In the novel, Dracula himself is at first quite old, becoming progressively rejuvenated in England by fresh blood; but he is never as grotesque as Max Schreck in Murnau's version and never as romantically attractive as Frank Langella in Badham's—the two films inflect him, significantly, in precisely opposite directions. Murnau's most striking development of the original material is his elaboration of the vampire. In the novel, Dracula disappears quite early from the surface of the narrative (which is told entirely through letters, diaries, etc.) appearing only in brief glimpses; in the film he becomes the dominant figure, a redevelopment especially clear in the long central section of the voyage (for which the novel has no equivalent). Murnau greatly extends Dracula's association with animals, and with a dark, nocturnal underside of nature: he has pointed ears, is visually connected with a jackal, emerges from his castle as out of the blackness of an animal's lair. Above all, the film associates him with rats and plague: wherever he goes, rats swarm, and the precise nature of the spreading pestilence is kept carefully ambiguous.

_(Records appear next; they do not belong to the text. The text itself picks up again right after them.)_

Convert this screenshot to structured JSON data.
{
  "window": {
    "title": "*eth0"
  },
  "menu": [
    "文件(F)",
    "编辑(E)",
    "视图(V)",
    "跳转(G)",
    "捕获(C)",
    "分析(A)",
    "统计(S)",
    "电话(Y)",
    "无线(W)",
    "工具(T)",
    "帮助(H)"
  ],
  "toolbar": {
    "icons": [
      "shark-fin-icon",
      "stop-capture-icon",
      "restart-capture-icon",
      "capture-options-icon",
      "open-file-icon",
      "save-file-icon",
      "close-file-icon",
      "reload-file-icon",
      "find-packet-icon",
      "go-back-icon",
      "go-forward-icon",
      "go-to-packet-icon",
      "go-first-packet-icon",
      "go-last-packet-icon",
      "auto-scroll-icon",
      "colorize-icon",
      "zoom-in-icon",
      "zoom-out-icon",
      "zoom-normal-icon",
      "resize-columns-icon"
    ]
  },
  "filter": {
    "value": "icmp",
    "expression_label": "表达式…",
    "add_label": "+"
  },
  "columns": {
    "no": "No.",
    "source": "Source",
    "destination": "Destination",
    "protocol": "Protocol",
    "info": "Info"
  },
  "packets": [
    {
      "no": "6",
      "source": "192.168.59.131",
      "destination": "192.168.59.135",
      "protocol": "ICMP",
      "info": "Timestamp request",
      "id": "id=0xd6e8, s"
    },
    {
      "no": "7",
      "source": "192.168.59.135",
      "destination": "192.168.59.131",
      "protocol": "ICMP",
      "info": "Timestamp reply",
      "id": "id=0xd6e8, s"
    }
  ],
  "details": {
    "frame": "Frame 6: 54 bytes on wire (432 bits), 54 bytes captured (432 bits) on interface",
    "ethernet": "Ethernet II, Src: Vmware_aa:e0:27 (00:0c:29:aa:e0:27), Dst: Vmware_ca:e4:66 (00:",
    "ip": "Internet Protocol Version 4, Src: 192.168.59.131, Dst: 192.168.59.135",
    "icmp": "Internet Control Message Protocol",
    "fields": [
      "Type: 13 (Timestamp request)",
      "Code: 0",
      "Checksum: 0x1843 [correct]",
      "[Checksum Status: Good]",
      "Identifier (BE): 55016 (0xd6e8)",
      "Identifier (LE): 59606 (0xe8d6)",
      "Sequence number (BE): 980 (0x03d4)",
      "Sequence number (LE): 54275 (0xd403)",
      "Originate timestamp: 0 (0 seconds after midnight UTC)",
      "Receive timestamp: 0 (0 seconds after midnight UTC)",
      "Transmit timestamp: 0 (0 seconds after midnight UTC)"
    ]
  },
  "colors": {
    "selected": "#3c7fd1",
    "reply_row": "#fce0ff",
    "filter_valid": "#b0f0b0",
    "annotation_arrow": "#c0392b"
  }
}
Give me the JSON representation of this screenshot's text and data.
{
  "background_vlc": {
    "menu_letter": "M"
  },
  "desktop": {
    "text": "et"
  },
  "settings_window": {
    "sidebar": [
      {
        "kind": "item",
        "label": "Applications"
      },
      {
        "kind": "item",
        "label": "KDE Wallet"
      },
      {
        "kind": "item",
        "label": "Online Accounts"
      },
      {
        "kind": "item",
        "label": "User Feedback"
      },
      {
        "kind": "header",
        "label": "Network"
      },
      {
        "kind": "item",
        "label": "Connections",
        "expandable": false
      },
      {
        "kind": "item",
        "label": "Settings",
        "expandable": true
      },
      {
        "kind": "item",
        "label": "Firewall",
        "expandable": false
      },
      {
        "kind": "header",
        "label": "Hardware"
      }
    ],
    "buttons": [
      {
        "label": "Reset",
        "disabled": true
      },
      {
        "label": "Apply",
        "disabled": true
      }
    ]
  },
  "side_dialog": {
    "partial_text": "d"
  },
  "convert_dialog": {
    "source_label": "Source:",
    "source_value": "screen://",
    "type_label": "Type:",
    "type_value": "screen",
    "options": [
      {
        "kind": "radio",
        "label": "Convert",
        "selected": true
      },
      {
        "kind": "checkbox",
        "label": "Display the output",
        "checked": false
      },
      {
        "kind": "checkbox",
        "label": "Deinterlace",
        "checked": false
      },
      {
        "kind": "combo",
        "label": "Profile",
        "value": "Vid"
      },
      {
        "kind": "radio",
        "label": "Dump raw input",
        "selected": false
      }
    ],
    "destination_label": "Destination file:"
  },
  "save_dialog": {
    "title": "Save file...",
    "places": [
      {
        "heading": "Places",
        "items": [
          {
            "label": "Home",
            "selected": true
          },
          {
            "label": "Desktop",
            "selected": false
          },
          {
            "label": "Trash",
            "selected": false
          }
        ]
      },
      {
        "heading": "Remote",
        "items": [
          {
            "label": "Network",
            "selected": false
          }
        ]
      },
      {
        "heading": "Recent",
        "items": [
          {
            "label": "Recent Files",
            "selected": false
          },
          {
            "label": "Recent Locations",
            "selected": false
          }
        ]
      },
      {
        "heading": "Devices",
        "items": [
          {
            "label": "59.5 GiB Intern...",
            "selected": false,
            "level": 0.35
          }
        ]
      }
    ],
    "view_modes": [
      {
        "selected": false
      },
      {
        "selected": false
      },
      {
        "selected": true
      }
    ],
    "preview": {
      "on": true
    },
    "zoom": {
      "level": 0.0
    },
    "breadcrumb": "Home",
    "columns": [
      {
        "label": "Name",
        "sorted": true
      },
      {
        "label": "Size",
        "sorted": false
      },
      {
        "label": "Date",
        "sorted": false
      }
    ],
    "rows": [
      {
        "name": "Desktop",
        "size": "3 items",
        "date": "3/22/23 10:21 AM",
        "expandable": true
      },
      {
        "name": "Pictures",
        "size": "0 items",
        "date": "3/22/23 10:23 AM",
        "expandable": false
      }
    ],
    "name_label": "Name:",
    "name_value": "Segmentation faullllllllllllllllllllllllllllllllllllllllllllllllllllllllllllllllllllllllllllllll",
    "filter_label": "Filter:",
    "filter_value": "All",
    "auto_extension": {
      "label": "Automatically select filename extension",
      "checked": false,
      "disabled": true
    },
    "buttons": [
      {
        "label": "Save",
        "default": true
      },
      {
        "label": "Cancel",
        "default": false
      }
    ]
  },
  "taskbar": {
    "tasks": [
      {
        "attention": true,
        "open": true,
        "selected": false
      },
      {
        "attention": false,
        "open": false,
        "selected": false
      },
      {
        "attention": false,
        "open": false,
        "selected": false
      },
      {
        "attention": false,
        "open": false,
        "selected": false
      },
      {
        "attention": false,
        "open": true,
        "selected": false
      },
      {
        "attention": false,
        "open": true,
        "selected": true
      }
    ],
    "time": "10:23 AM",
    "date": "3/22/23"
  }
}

The re-thinking of Dracula in Badham's film offers a fascinating comparison, an attempt at a "progressive" re-interpretation with a far more positive view of the repressed forces the vampire represents: the heroine becomes a "liberated" woman who freely chooses Dracula as her lover, and it is the father-figure, van Helsing, who is finally impaled on a stake. In fact, what Badham's film proves is the intractability of the material for such a purpose: Dracula becomes a kind of sexual superman, the film develops disturbing Fascist overtones, and many of the complex connotations of the vampire are eliminated. While Murnau's film—heavily determined by its Expressionist background—can depict repressed sexuality and its release only in the most negative terms, it manages to endow it with far greater force and potency, dramatizing the basic Freudian quandary— the necessity for repression, yet the appalling cost of repression— with a much more suggestive complexity.